The new distance measurements allowed astronomers to refine their calculation of the Hubble Constant, the expansion rate of the Universe, a value important for testing the theoretical model describing the composition and evolution of the Universe. The problem is that the new measurements exacerbate a discrepancy between previously measured values of the Hubble Constant and the value predicted by the model when applied to measurements of the cosmic microwave background made by the Planck satellite.
"We find that galaxies are nearer than predicted by the standard model of cosmology, corroborating a problem identified in other types of distance measurements. There has been debate over whether this problem lies in the model itself or in the measurements used to test it.
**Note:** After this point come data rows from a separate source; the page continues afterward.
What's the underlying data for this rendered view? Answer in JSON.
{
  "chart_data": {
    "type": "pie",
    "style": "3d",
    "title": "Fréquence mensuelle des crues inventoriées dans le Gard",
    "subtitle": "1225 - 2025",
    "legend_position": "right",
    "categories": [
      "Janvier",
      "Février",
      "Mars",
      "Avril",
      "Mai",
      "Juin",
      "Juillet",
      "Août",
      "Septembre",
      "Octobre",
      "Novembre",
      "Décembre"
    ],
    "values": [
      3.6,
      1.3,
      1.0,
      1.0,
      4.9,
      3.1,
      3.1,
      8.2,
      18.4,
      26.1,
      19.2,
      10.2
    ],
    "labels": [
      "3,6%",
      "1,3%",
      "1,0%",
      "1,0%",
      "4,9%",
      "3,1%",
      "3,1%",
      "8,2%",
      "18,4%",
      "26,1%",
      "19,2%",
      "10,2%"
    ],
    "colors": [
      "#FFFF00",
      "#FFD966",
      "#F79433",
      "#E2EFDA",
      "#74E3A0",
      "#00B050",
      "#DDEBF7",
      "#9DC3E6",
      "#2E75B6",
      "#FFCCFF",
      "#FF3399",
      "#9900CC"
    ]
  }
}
Our work uses a distance measurement technique completely independent of all others, and we reinforce the disparity between measured and predicted values. It is likely that the basic cosmological model involved in the predictions is the problem," said James Braatz, of the National Radio Astronomy Observatory (NRAO).
Braatz leads the Megamaser Cosmology Project, an international effort to measure the Hubble Constant by finding galaxies with specific properties that lend themselves to yielding precise geometric distances. The project has used the National Science Foundation's Very Long Baseline Array (VLBA), Karl G. Jansky Very Large Array (VLA), and Robert C. Byrd Green Bank Telescope (GBT), along with the Effelsberg telescope in Germany. The team reported their latest results in the Astrophysical Journal Letters.
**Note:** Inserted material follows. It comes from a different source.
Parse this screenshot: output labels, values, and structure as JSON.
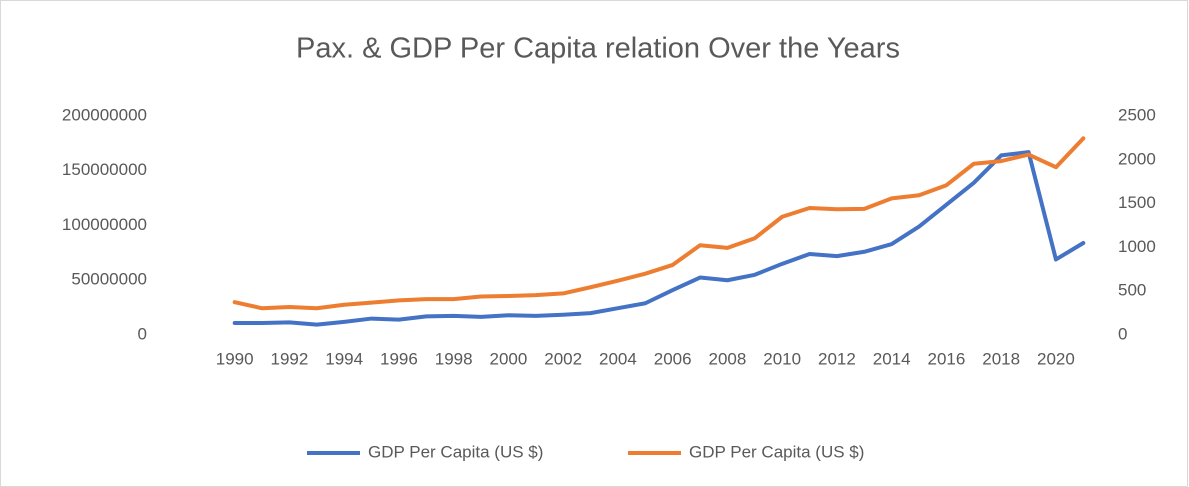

Edwin Hubble, after whom the orbiting Hubble Space Telescope is named, first calculated the expansion rate of the universe (the Hubble Constant) in 1929 by measuring the distances to galaxies and their recession speeds. The more distant a galaxy is, the greater its recession speed from Earth. Today, the Hubble Constant remains a fundamental property of observational cosmology and a focus of many modern studies.
Measuring recession speeds of galaxies is relatively straightforward. Determining cosmic distances, however, has been a difficult task for astronomers. For objects in our own Milky Way Galaxy, astronomers can get distances by measuring the apparent shift in the object's position when viewed from opposite sides of Earth's orbit around the Sun, an effect called parallax. The first such measurement of a star's parallax distance came in 1838.
Beyond our own Galaxy, parallaxes are too small to measure, so astronomers have relied on objects called "standard candles," so named because their intrinsic brightness is presumed to be known. The distance to an object of known brightness can be calculated based on how dim the object appears from Earth. These standard candles include a class of stars called Cepheid variables and a specific type of stellar explosion called a Type Ia supernova.
Another method of estimating the expansion rate involves observing distant quasars whose light is bent by the gravitational effect of a foreground galaxy into multiple images. When the quasar varies in brightness, the change appears in the different images at different times. Measuring this time difference, along with calculations of the geometry of the light-bending, yields an estimate of the expansion rate.